S.P. 811 - L.D. 2190
An Act to Implement the Recommendations of the Blue Ribbon Commission to Study the Effects of Government Regulation and Health Insurance Costs on Small Businesses in Maine
Be it enacted by the People of the State of Maine as follows:
Sec. 1. 24-A MRSA §1951, sub-§2, as enacted by PL 1995, c. 673, Pt. A, §3, is amended to read:
2. Private purchasing alliance. "Private purchasing alliance" or "alliance" means a nonprofit corporation licensed pursuant to this section established under Title 13-A or Title 13-B to provide health insurance to its members through multiple unaffiliated participating carriers.
Sec. 2. 24-A MRSA §1953, first ¶, as enacted by PL 1995, c. 673, Pt. A, §3, is amended to read:
In addition to the powers granted in Title 13-A or Title 13-B, an alliance may do any of the following:
Sec. 3. 24-A MRSA §1955, sub-§§1 and 3, as enacted by PL 1995, c. 673, Pt. A, §3, are amended to read:
1. Restricted activities. An alliance may not purchase health care services, assume risk for the cost or provision of health care services or otherwise contract with health care providers for the provision of health care services to enrollees without the prior approval of the superintendent.
3. Conflict of interest. A person may not be a board member, officer or employee of an alliance if that person is employed as or by, is a member of the board of directors of, is an officer of, or has a material direct or indirect ownership interest in a carrier, or health care provider or insurance agency or brokerage. A person may not be a board member or officer of an alliance if a member of that person's household is a member of the board of directors of, is an officer of or has a material direct or indirect ownership interest in a carrier, or health care provider or insurance agency or brokerage. A board member, officer or An employee of an alliance who is licensed as an agent, broker or consultant may act under that license only on behalf of the alliance and only within the scope of that person's duties as a board member, officer or an employee.
Sec. 4. 24-A MRSA §2752, sub-§2, as enacted by PL 1991, c. 701, §8, is amended to read:
2. Procedures before legislative committees. Whenever a legislative measure containing a mandated health benefit is proposed, the joint standing committee of the Legislature having jurisdiction over the proposal shall hold a public hearing and determine the level of support for the proposal among the members of the committee.

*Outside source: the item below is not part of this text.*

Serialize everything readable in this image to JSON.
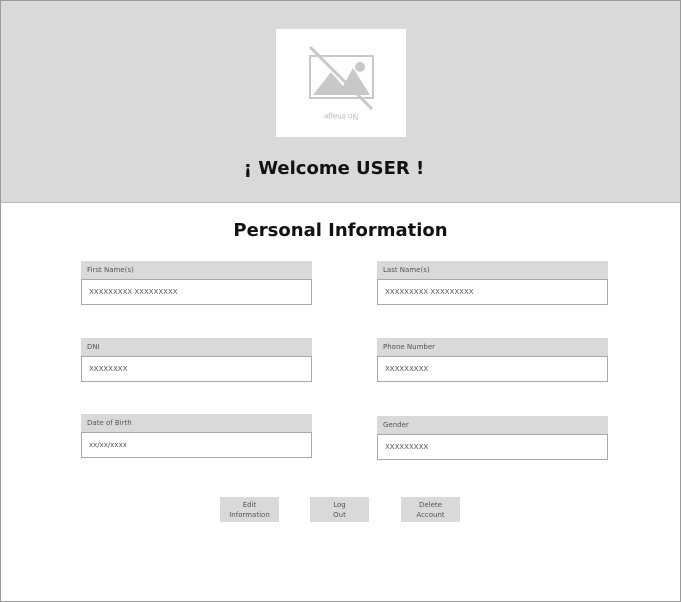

If there is substantial support for the proposed mandate among a majority of the members of the committee, the committee may refer the proposal to the Bureau of Insurance for review and evaluation pursuant to subsection 3. Once a review and evaluation has been completed, the committee shall review the findings of the bureau. A proposed mandate may not be enacted into law unless review and evaluation pursuant to subsection 3 has been completed.
Sec. 5. 24-A MRSA §2752, sub-§3, ¶¶A and D, as enacted by PL 1991, c. 701, §8, are amended to read:
A. The social impact of mandating the benefit, including:
(1) The extent to which the treatment or service is utilized by a significant portion of the population;
(2) The extent to which the treatment or service is available to the population;
(3) The extent to which insurance coverage for this treatment or service is already available;
(4) If coverage is not generally available, the extent to which the lack of coverage results in persons being unable to obtain necessary health care treatment;
(5) If the coverage is not generally available, the extent to which the lack of coverage results in unreasonable financial hardship on those persons needing treatment;
(6) The level of public demand and the level of demand from providers for the treatment or service;
(7) The level of public demand and the level of demand from the providers for individual or group insurance coverage of the treatment or service;
(8) The level of interest of in and the extent to which collective bargaining organizations in are negotiating privately for inclusion of this coverage in group contracts;
(9) The likelihood of achieving the objectives of meeting a consumer need as evidenced by the experience of other states;
(10) The relevant findings of the state health planning agency or the appropriate health system agency relating to the social impact of the mandated benefit;
(11) The alternatives to meeting the identified need;
(12) Whether the benefit is a medical or a broader social need and whether it is consistent with the role of health insurance and the concept of managed care;
(13) The impact of any social stigma attached to the benefit upon the market;
(14) The impact of this benefit on the availability of other benefits currently being offered; and
(15) The impact of the benefit as it relates to employers shifting to self-insured plans and the extent to which the benefit is currently being offered by employers with self-insured plans; and
(16) The impact of making the benefit applicable to the state employee health insurance program;
D. The effects of balancing the social, economic and medical efficacy considerations, including:
(1) The extent to which the need for coverage outweighs the costs of mandating the benefit for all policyholders; and
(2) The extent to which the problem of coverage may be solved by mandating the availability of the coverage as an option for policyholders.; and
(3) The cumulative impact of mandating this benefit in combination with existing mandates on the costs and availability of coverage.
Effective June 30, 1998, unless otherwise indicated.